Thorpe, Jim (James Francis Thorpe), 1888–1953, American athlete, b. near Prague, Okla. Thorpe was probably the greatest all-round male athlete the United States has ever produced. His mother, a Sac, named him Bright Path. Orphaned as a teenager, he entered (1907) the Carlisle Indian School at Carlisle, Pa. He joined (1908) the Carlisle football team, coached by Glenn (“Pop”) Warner, and in 1911–12 Thorpe, playing left halfback, led Carlisle in startling upsets over such highly rated teams as Harvard, Army, and the Univ. of Pennsylvania. In 1912, Thorpe took part in the Olympic games held at Stockholm, Sweden, and performed magnificently. He won the broad jump and the 200-meter and 1,500-meter runs of the pentathlon; won the shot put, the 1,500-meter run, and the hurdle race of the decathlon; was the runner-up in the other events of the pentathlon and decathlon; and won the gold medal in both competitions.

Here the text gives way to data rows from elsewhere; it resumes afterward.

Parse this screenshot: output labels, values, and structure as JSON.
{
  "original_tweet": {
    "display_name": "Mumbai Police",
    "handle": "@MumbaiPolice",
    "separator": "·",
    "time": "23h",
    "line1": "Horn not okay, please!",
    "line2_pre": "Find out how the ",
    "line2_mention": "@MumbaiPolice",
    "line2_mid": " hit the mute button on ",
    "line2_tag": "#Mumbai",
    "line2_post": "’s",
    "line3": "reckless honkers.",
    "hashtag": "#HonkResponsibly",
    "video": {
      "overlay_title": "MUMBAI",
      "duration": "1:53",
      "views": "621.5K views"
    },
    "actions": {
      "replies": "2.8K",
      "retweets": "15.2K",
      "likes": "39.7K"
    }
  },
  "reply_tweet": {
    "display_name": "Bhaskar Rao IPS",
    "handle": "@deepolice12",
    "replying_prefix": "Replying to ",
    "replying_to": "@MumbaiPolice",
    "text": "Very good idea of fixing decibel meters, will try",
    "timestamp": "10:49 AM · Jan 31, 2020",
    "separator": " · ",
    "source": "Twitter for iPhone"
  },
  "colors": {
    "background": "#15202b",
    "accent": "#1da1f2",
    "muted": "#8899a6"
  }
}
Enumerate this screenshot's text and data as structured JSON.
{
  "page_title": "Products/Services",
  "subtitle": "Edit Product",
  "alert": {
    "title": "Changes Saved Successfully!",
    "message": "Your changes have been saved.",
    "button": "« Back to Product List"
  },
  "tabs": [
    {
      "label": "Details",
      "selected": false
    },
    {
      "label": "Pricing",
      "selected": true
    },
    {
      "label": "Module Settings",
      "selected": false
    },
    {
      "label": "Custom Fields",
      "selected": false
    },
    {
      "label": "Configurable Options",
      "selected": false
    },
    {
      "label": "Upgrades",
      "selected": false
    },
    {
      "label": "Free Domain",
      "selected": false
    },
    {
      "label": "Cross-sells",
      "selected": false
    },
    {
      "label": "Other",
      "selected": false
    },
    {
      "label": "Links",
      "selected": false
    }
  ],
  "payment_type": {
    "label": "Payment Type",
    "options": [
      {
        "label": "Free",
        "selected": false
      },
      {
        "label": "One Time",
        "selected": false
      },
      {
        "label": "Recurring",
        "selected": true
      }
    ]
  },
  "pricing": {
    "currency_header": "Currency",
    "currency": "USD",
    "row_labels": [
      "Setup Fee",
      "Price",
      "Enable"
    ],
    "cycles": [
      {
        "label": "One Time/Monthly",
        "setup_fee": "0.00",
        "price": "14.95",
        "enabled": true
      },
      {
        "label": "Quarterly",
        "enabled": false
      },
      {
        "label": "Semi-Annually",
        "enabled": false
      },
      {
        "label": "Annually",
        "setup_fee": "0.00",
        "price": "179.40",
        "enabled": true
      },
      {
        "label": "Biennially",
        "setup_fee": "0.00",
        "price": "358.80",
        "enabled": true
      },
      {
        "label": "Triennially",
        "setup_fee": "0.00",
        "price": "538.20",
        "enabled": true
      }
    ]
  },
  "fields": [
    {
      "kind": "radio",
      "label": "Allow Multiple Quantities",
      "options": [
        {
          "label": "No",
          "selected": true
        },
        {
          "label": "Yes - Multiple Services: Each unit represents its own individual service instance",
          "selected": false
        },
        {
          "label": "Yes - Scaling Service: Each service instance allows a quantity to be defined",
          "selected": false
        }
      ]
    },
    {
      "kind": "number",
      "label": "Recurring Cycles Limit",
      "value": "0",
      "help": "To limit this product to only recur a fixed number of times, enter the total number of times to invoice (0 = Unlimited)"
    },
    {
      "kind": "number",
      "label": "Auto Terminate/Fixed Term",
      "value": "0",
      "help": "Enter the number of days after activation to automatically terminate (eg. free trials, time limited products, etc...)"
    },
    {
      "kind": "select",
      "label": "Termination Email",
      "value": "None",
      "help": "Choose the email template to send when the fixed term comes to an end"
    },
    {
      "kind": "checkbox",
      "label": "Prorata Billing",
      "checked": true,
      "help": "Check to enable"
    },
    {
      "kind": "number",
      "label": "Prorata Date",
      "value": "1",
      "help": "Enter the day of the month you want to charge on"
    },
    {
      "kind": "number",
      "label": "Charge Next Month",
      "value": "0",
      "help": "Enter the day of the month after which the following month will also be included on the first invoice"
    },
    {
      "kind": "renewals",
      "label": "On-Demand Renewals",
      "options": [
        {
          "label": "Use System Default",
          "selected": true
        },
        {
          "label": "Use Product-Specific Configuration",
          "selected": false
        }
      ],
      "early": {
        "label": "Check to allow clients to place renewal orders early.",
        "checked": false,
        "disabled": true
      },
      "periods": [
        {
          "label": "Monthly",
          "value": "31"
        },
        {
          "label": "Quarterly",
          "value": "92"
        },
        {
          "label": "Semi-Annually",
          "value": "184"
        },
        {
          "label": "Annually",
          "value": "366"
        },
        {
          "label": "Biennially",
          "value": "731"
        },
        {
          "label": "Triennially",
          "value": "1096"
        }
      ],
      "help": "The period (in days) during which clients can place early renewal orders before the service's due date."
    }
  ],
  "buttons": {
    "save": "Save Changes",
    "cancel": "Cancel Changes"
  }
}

In 1913, however, Thorpe surrendered his awards, at the request of the Amateur Athletic Union and the insistence of Glenn Warner, to the Olympic headquarters in Switzerland; it had been discovered that Thorpe had played (1909–10) semiprofessional baseball with the Rocky Mount, N.C., team of the North Carolina Eastern League. The medals were restored posthumously in 1982, but he was recognized only as a co-winner of the pentathlon and decathlon in the Olympic record. In 1919, Thorpe played briefly with the New York Giants baseball team. He afterward played professional football with the Canton (Ohio) Bulldogs and other teams, and later became supervisor of recreation for the Chicago parks, gave lectures, and worked at various jobs in California, where he died. Jim Thorpe, Pa., where he was buried in 1954, is named in his honor. With T. F. Collison, he wrote Jim Thorpe's History of the Olympics (1932).

See biographies by R. W. Wheeler (1981) and K. Buford (2012).